South America Suffers from End of Commodities Boom (April 12) WSJ.com
  • According to the World Bank, the economies of Latin America and the Caribbean are expected to shrink for the second consecutive year due to the slowdown in the commodity-reliant countries in South America.
  • While Mexico, Central America and the Caribbean are expected to see 2.5% growth due to close ties with the US, South America’s economy will likely contract by 2%, with Brazil’s falling by 3.5% and Venezuela’s by 8.3%.
Cuba’s Evolution into a US Tourism Hot Spot and Fashion Apparel Hub to Take Time (April 11) WWD.com
  • Now that steps have been taken to strengthen the relationship between the US and Cuba, investors are looking for opportunities in the once closed-off country. While there is currently no open tourism, people from the US can visit Cuba for humanitarian work or cultural purposes.
  • Cuba’s infrastructure is currently weak, from roads to clean water, and the embargo still exists.
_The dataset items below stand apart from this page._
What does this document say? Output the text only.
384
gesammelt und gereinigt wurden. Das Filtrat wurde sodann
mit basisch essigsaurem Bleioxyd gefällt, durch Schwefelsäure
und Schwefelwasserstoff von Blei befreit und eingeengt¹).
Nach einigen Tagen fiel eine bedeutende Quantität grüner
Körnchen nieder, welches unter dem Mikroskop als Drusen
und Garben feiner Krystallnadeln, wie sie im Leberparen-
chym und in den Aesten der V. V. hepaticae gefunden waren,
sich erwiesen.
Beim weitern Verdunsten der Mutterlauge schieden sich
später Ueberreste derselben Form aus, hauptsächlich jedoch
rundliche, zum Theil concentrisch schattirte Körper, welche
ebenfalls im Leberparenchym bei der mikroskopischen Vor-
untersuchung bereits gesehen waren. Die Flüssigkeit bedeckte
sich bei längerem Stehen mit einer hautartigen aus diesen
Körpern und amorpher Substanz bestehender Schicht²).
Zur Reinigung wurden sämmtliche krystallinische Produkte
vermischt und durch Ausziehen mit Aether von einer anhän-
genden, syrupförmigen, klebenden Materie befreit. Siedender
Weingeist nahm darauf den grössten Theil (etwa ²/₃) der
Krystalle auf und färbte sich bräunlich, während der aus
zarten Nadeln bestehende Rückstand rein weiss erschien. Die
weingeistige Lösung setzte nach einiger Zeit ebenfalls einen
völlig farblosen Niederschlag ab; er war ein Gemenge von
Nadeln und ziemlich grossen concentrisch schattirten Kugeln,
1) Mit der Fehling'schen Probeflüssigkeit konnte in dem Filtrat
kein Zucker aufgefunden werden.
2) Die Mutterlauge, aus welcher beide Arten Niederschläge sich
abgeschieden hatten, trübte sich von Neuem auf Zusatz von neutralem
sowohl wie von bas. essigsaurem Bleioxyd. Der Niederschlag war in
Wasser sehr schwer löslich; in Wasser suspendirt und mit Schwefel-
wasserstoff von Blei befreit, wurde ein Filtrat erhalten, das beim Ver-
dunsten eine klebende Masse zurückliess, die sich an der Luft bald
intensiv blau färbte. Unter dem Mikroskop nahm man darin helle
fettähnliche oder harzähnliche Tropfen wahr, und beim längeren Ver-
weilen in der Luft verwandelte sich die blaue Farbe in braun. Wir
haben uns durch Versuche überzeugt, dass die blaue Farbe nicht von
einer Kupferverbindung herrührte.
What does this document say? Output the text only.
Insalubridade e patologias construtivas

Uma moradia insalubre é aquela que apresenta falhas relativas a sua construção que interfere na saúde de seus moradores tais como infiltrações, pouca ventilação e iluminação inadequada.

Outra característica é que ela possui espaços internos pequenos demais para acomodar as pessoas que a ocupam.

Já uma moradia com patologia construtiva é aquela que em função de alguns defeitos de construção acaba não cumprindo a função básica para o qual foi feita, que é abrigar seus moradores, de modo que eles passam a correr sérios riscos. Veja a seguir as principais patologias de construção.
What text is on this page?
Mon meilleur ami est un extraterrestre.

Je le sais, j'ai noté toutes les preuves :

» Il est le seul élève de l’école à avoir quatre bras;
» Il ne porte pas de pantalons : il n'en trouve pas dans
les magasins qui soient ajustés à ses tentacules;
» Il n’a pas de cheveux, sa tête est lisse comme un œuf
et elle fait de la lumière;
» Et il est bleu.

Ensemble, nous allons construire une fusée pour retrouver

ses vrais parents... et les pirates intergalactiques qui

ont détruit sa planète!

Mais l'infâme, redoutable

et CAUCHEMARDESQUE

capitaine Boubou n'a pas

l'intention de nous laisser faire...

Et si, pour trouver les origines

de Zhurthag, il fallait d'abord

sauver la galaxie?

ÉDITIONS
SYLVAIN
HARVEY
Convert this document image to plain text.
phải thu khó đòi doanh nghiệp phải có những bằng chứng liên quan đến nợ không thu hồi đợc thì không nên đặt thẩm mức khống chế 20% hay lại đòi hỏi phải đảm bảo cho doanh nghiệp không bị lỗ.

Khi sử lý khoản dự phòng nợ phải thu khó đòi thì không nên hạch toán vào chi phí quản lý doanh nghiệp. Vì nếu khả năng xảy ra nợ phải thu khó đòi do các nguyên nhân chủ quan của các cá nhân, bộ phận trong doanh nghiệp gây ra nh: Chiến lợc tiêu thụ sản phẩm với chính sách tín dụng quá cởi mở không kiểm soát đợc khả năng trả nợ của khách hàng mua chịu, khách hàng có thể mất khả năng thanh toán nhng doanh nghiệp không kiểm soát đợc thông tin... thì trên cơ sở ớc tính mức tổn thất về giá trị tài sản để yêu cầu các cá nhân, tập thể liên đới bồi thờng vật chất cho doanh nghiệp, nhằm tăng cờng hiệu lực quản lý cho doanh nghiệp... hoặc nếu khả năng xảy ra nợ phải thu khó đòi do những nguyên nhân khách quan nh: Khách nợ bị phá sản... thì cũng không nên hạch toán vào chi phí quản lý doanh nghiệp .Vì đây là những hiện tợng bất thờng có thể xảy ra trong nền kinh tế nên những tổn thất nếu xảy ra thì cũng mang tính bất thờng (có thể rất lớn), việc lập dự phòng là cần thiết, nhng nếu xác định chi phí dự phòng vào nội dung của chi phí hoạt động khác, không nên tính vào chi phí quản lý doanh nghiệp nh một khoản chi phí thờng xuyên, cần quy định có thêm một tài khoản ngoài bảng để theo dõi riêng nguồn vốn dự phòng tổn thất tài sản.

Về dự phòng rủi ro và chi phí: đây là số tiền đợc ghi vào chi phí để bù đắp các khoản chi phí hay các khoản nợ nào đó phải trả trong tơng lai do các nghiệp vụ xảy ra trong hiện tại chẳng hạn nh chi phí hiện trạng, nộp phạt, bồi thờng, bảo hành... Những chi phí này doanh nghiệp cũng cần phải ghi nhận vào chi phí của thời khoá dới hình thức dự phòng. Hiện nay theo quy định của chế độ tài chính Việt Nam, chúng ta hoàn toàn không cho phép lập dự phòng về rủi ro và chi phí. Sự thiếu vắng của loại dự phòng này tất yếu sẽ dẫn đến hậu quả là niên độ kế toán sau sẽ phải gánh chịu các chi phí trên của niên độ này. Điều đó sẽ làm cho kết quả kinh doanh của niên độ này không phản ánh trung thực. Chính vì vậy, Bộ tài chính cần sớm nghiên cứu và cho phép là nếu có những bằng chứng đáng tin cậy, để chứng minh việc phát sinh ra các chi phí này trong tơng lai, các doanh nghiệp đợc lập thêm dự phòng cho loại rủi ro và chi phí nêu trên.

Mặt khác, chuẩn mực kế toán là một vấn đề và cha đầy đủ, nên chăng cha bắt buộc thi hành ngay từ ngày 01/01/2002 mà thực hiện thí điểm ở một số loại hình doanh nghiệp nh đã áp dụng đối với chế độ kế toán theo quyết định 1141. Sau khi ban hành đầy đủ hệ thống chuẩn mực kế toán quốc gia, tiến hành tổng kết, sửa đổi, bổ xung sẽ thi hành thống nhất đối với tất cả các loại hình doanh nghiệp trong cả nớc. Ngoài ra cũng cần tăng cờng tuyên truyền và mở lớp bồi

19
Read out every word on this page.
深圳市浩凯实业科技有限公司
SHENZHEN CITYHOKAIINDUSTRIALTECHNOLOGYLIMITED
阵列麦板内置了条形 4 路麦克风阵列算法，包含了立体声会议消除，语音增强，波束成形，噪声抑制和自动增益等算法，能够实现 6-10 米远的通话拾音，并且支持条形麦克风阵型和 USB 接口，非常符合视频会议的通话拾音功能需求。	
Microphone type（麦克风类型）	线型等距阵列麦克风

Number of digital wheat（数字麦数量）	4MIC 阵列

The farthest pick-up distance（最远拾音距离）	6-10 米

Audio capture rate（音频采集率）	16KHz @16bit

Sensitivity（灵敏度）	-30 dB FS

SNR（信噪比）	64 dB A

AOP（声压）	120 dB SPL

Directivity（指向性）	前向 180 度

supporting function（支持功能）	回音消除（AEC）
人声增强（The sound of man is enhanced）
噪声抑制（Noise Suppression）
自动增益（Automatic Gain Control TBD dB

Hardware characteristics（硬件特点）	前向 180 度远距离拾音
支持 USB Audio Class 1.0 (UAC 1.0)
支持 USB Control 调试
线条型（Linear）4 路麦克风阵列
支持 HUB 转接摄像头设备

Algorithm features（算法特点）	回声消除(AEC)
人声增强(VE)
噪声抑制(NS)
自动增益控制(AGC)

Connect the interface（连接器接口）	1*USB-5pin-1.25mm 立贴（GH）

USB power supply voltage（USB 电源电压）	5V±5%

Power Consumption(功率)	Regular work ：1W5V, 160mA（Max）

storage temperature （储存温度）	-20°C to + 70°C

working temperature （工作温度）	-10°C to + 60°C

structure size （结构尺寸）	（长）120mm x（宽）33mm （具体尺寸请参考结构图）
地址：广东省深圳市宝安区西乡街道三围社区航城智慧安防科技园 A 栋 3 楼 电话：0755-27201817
So, although it is opening more, there is still a long way to go before businesses will be able to enter the country freely.
Chilean Taxi Drivers Protest Against Uber as Regulations Remain Murky (April 7) Reuters
  • Taxi drivers blocked roads in downtown Santiago to protest Uber’s more than 10,000 drivers in Chile. There are no rules governing Uber drivers’ conduct in the country, and the ride-sharing service has resulted in depressed wages for registered taxi drivers.
  • Uber has been operating in Chile since 2014, but the company’s conduct is currently unregulated in the country.
Louis Vuitton Is Hosting Cruise 2017 in Brazil’s Niterói Museum (April 11) Racked
  • Louis Vuitton is set to host its fashion house cruise at Brazil’s Niterói Museum on May 28. The fashion house announced the location over Instagram.
  • The museum, which is shaped like a flying saucer, will be reopening after some remodeling for its 20th anniversary.